Distributive Law of Sets - Definition, Explanation, and Examples edit

The distributive law shows how union and intersection operations distribute over each other. It is a key property in set theory that helps simplify expressions involving both operations.

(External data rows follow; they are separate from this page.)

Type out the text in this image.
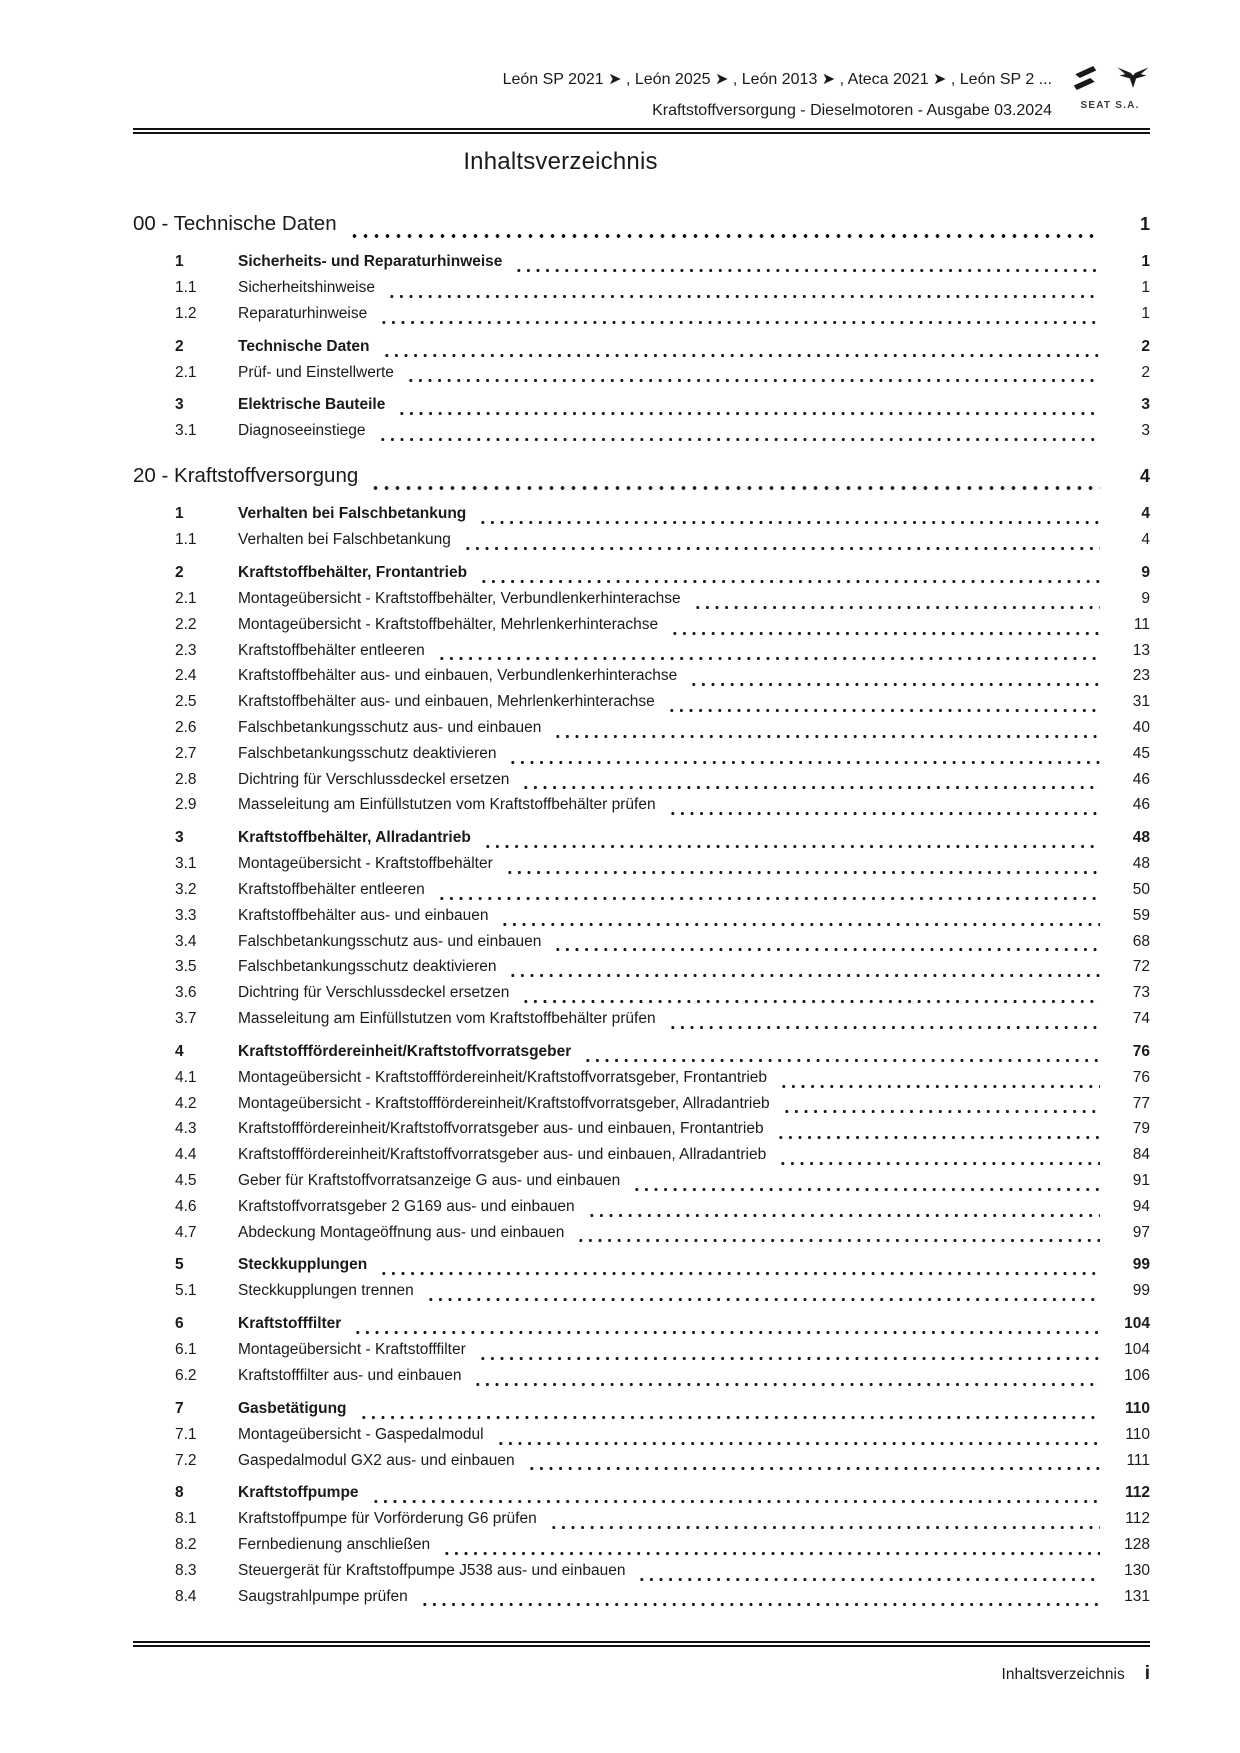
León SP 2021 ➤ , León 2025 ➤ , León 2013 ➤ , Ateca 2021 ➤ , León SP 2 ...
Kraftstoffversorgung - Dieselmotoren - Ausgabe 03.2024	SEAT S.A.
Inhaltsverzeichnis
00 - Technische Daten	1
1	Sicherheits- und Reparaturhinweise	1
1.1	Sicherheitshinweise	1
1.2	Reparaturhinweise	1
2	Technische Daten	2
2.1	Prüf- und Einstellwerte	2
3	Elektrische Bauteile	3
3.1	Diagnoseeinstiege	3
20 - Kraftstoffversorgung	4
1	Verhalten bei Falschbetankung	4
1.1	Verhalten bei Falschbetankung	4
2	Kraftstoffbehälter, Frontantrieb	9
2.1	Montageübersicht - Kraftstoffbehälter, Verbundlenkerhinterachse	9
2.2	Montageübersicht - Kraftstoffbehälter, Mehrlenkerhinterachse	11
2.3	Kraftstoffbehälter entleeren	13
2.4	Kraftstoffbehälter aus- und einbauen, Verbundlenkerhinterachse	23
2.5	Kraftstoffbehälter aus- und einbauen, Mehrlenkerhinterachse	31
2.6	Falschbetankungsschutz aus- und einbauen	40
2.7	Falschbetankungsschutz deaktivieren	45
2.8	Dichtring für Verschlussdeckel ersetzen	46
2.9	Masseleitung am Einfüllstutzen vom Kraftstoffbehälter prüfen	46
3	Kraftstoffbehälter, Allradantrieb	48
3.1	Montageübersicht - Kraftstoffbehälter	48
3.2	Kraftstoffbehälter entleeren	50
3.3	Kraftstoffbehälter aus- und einbauen	59
3.4	Falschbetankungsschutz aus- und einbauen	68
3.5	Falschbetankungsschutz deaktivieren	72
3.6	Dichtring für Verschlussdeckel ersetzen	73
3.7	Masseleitung am Einfüllstutzen vom Kraftstoffbehälter prüfen	74
4	Kraftstofffördereinheit/Kraftstoffvorratsgeber	76
4.1	Montageübersicht - Kraftstofffördereinheit/Kraftstoffvorratsgeber, Frontantrieb	76
4.2	Montageübersicht - Kraftstofffördereinheit/Kraftstoffvorratsgeber, Allradantrieb	77
4.3	Kraftstofffördereinheit/Kraftstoffvorratsgeber aus- und einbauen, Frontantrieb	79
4.4	Kraftstofffördereinheit/Kraftstoffvorratsgeber aus- und einbauen, Allradantrieb	84
4.5	Geber für Kraftstoffvorratsanzeige G aus- und einbauen	91
4.6	Kraftstoffvorratsgeber 2 G169 aus- und einbauen	94
4.7	Abdeckung Montageöffnung aus- und einbauen	97
5	Steckkupplungen	99
5.1	Steckkupplungen trennen	99
6	Kraftstofffilter	104
6.1	Montageübersicht - Kraftstofffilter	104
6.2	Kraftstofffilter aus- und einbauen	106
7	Gasbetätigung	110
7.1	Montageübersicht - Gaspedalmodul	110
7.2	Gaspedalmodul GX2 aus- und einbauen	111
8	Kraftstoffpumpe	112
8.1	Kraftstoffpumpe für Vorförderung G6 prüfen	112
8.2	Fernbedienung anschließen	128
8.3	Steuergerät für Kraftstoffpumpe J538 aus- und einbauen	130
8.4	Saugstrahlpumpe prüfen	131
Inhaltsverzeichnis i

Distributive Law of Intersection over Union edit

For any three sets $A$ , $B$ , and $C$ :

$A \cap (B \cup C) = (A \cap B) \cup (A \cap C)$

This means the intersection of $A$ with the union of $B$ and $C$ is equal to the union of the intersections of $A$ with $B$ and $A$ with $C$ .

Example 1 edit

Let $A = {1, 2, 3, 4}$ $B = {3, 4, 5}$ $C = {4, 5, 6}$

Step 1: Calculate $B \cup C$ : $B \cup C = {3, 4, 5, 6}$

Step 2: Calculate $A \cap (B \cup C)$ : $A \cap {3, 4, 5, 6} = {3, 4}$

Step 3: Calculate $A \cap B$ and $A \cap C$ : $A \cap B = {3, 4}$ $A \cap C = {4}$

Step 4: Calculate $(A \cap B) \cup (A \cap C)$ : ${3, 4} \cup {4} = {3, 4}$

Both sides are equal: $A \cap (B \cup C) = (A \cap B) \cup (A \cap C) = {3, 4}$

Distributive Law of Union over Intersection edit

Similarly, union distributes over intersection:

$A \cup (B \cap C) = (A \cup B) \cap (A \cup C)$

This means the union of $A$ with the intersection of $B$ and $C$ is equal to the intersection of the unions of $A$ with $B$ and $A$ with $C$ .

Example 2 edit

Let $A = {1, 2, 3}$ $B = {2, 3, 4}$ $C = {3, 4, 5}$

Step 1: Calculate $B \cap C$ : $B \cap C = {3, 4}$

Step 2: Calculate $A \cup (B \cap C)$ : ${1, 2, 3} \cup {3, 4} = {1, 2, 3, 4}$

Step 3: Calculate $A \cup B$ and $A \cup C$ : $A \cup B = {1, 2, 3, 4}$ $A \cup C = {1, 2, 3, 4, 5}$

Step 4: Calculate $(A \cup B) \cap (A \cup C)$ : ${1, 2, 3, 4} \cap {1, 2, 3, 4, 5} = {1, 2, 3, 4}$

Both sides are equal: $A \cup (B \cap C) = (A \cup B) \cap (A \cup C) = {1, 2, 3, 4}$

Summary edit

The distributive laws help simplify expressions involving both union and intersection.
Intersection distributes over union, and union distributes over intersection.